Его голос звучит тихо, но проносится как раскаты грозового эха. Теперь я слышу не только шелест и шорохи, но, кажется, даже шуршание крыльев. Хотя последнему вроде бы неоткуда здесь взяться, но я все-таки невольно оглядываюсь, чтобы увидеть легкую рябь, скользнувшую по стене под ожившей картиной, в которой краски сменяются на пепел и тлен. От неожиданности замираю, а в себя прихожу от жесткого прикосновения пальцев к подбородку.
В меня словно молнией ударяет, я даже не сразу понимаю, что происходит. Ожерелье-ошейник оживает, сползая в его ладонь покорной змеей, а в следующее мгновение элленари отбрасывает его на другой конец зала. Миг – и краски перед глазами стираются, а потом снова вспыхивают, ослепительно-ярко. Я чувствую прикосновения пальцев к щеке так остро, как ничто и никогда.
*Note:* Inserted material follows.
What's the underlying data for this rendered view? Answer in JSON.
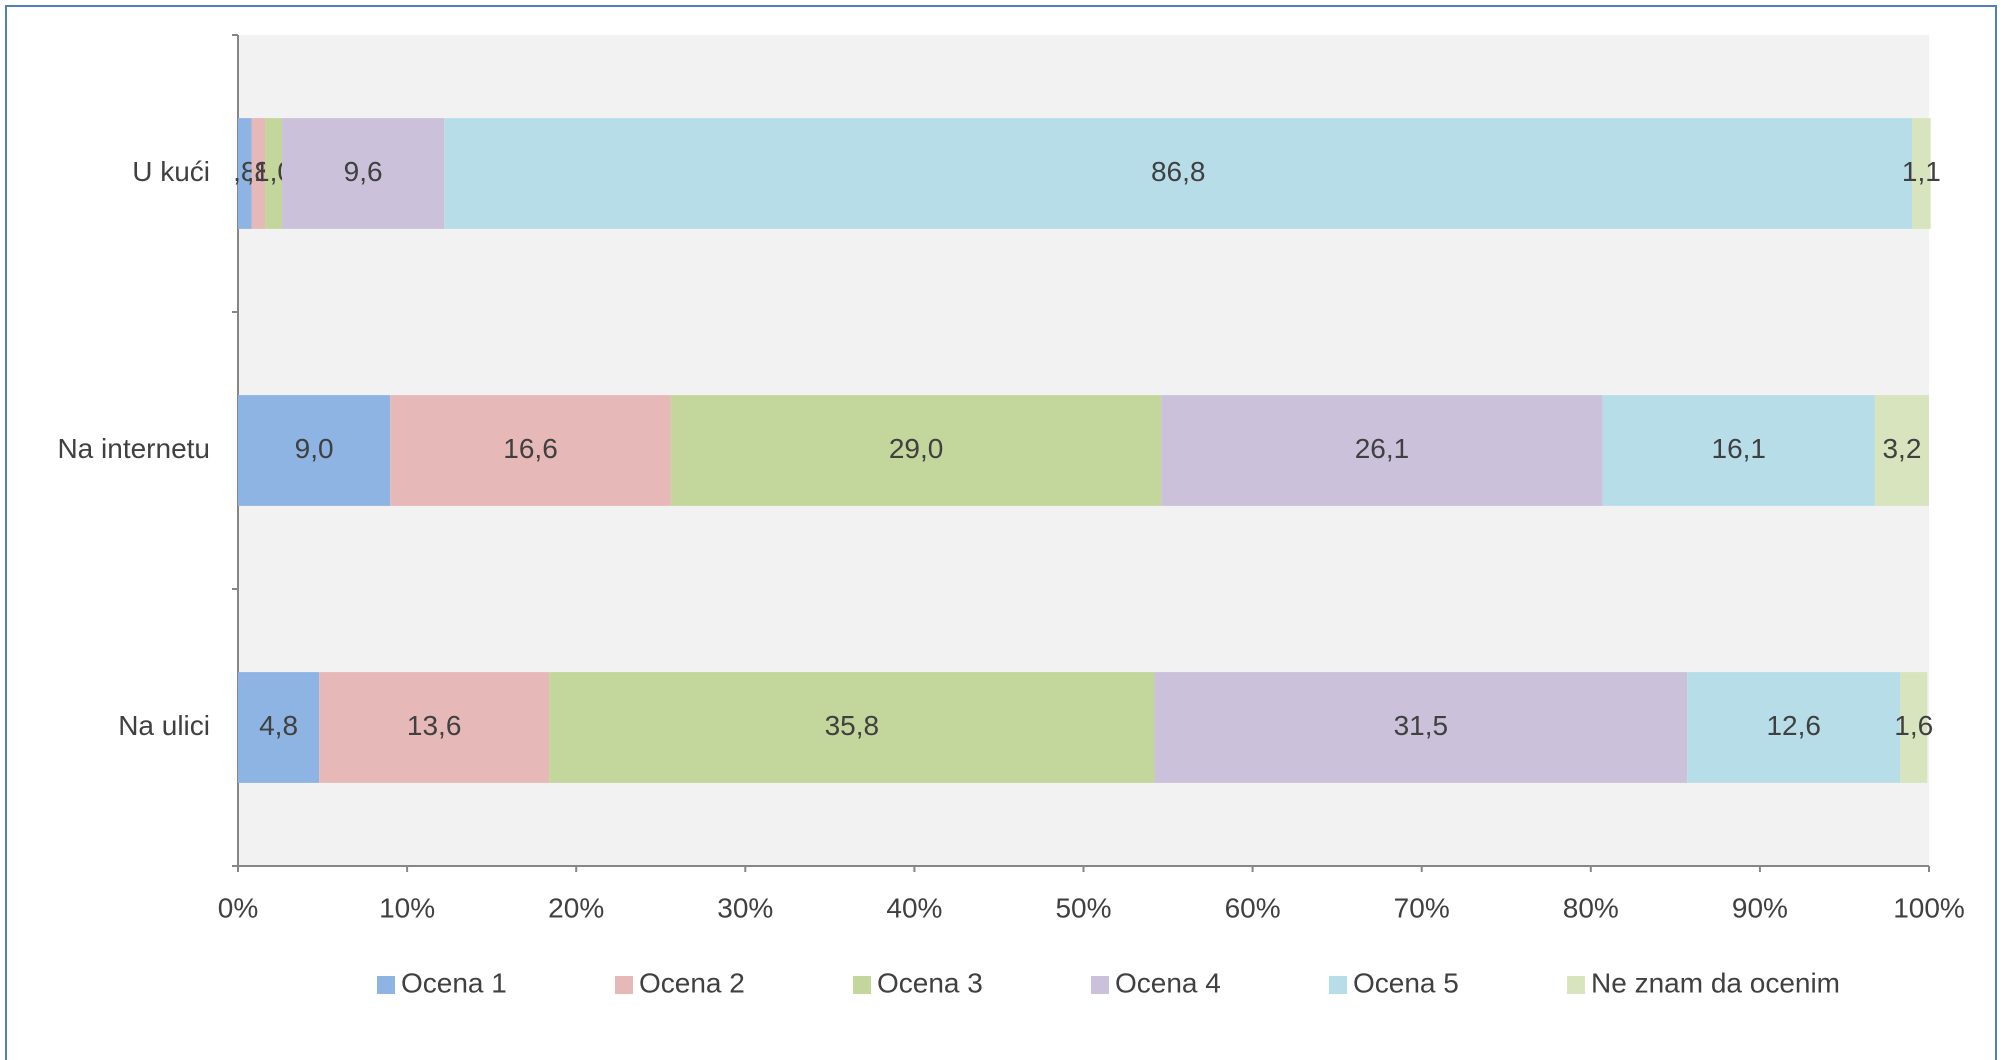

От этого прикосновения кожа горит, полыхает, как его волосы, и весь мир сходится в его глазах. Опасный, темный взгляд вонзается в меня, вызывая одно желание: податься вперед, коснуться кончиками пальцев легкой щетины, губами – губ. Все это так яростно, так горячо, что мне становится нечем дышать, особенно когда он, скользнув пальцами по моей щеке в небрежной ласке, убирает руку.
Кажется, с моих губ срывается стон не то отчаяния, не то разочарования, и я тянусь за продолжением этого прикосновения, когда слышу:
– Вы больше никогда не поставите мои слова под сомнение в присутствии посторонних. – Этот голос ввинчивается в сознание сквозь исступленную жажду прикосновений, до этой минуты неведомую. Пульсация на руке, на предплечье, в плече чувствуется как биение сердца. – В противном случае я сниму с вас защиту и закончу то, что начал сегодня, на глазах у тех, в присутствии кого вы в следующий раз решите показать характер.
Последние его слова ударяют как пощечина, и наваждение рассеивается. Вместе с ним рассеивается жар в груди и боль от невозможности почувствовать его губы на своих. Осознание того, что мне только что довелось испытать, жаром плещет на щеки, заставляя сжимать кулаки.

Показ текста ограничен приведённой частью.